Hung_Nguyen · March 28, 2019, 1:03am

I had the same problem with with wp-gan. For some reasons, the gradient penalty increases quickly until it reaches inf.

Also, this happens for other gan too, e.g Self supervised gan. The behavior of loss function is also completely different when training with multi gpus.

neale · March 28, 2019, 1:34am

@Hung_Nguyen Right.
Remove the gradient penalty and the loss should still endlessly increase.
The official(?) Wasserstein GAN code doesn’t suffer from this weird behavior with parallelization, so that could be a starting point. It uses nn.parallel.data_parallel - the functional version of nn.DataParallel, but I don’t know if there’s an interesting difference there.
Converting any WGAN-GP repo into a regular WGAN mitigates the behavior somewhat, but weight clipping has its drawbacks.

aluo-x · April 7, 2019, 12:09am

Currently also experiencing this issue. The gradient penalty eventually goes to the millions before blowing up completely. @neale, I have tried to reproduce this issue with various popular WGAN-GP repos as well, and they also suffer from this.

Pytorch 1.0.1 on CUDA 10.1.

pietern · April 8, 2019, 5:06pm

@neale With 0.4 working and 1.0 not working this is clearly a regression. But we haven’t significantly modified (if at all) the data parallel wrapper between these versions. Can you check if the regression happened in 1.0.0 or 1.0.1? I have created https://github.com/pytorch/pytorch/issues/19024 to track this.

pietern · April 8, 2019, 5:11pm

@neale Could you also try reproducing with the nightly build?

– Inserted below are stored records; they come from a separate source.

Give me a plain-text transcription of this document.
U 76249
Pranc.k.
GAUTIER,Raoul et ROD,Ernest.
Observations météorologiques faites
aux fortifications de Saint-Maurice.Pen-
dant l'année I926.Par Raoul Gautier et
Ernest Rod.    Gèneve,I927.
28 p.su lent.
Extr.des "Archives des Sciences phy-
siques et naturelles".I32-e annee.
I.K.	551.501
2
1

There have been some changes recently related to CUDA stream synchronization that may have fixed this, per @mrshenli.

Nurble · April 9, 2019, 12:45pm

Running into this problem as well, using a WGAN-GP and it works perfectly on 1 GPU but the loss explodes when running on multiple GPUs.

Using CUDA 9.2, PyTorch 1.0.1. Working on installing the nightly build to see if there is any difference.

neale · May 1, 2019, 7:07pm

@pietern Sorry this took quite some time.
I can confirm that the issue persists into version 1.1

aluo-x · July 2, 2019, 1:15am

It seems like the issue is #16433.

A workaround would be to calculate the gradient-penalty directly (without calling a function to do so) and calling backward in the same scope.

For example the following code will explode on CUDA with multi-gpu:

gp = calc_grad_penalty(network, real_target, fake_target)
gp.backwards(retain_graph=True)

While the following does not:

### gp += torch.autograd.grad()
### etc. etc. code to calcualte GP
gp.backwards(retain_graph=True)

pietern · July 17, 2019, 2:01pm

Thanks, @aluo-x.

It is also the same as #16532 and there has been an attempt at a fix. The problem lies somewhere deep in the guts of autograd. This has surfaced a couple of times and there should be a fix soon (and it should be included in the next stable release).

kiddyboots216 · July 18, 2019, 2:25am

@pietern you mentioned that gradient accumulation only occurs in the source model, but according to https://github.com/pytorch/pytorch/blob/master/torch/nn/parallel/data_parallel.py “In the forward
pass, the module is replicated on each device, and each replica handles a
portion of the input. During the backwards pass, gradients from each replica
are summed into the original module.” this implies that gradients are accumulated in the leaf nodes of each of the replicas.

pietern · July 24, 2019, 8:28am

FYI, excellent debugging from @mrshenli and @ezyang deep in the guts of autograd led to https://github.com/pytorch/pytorch/pull/22983 and this was merged yesterday. Please give the latest nightly builds a try to see if fixed the issue.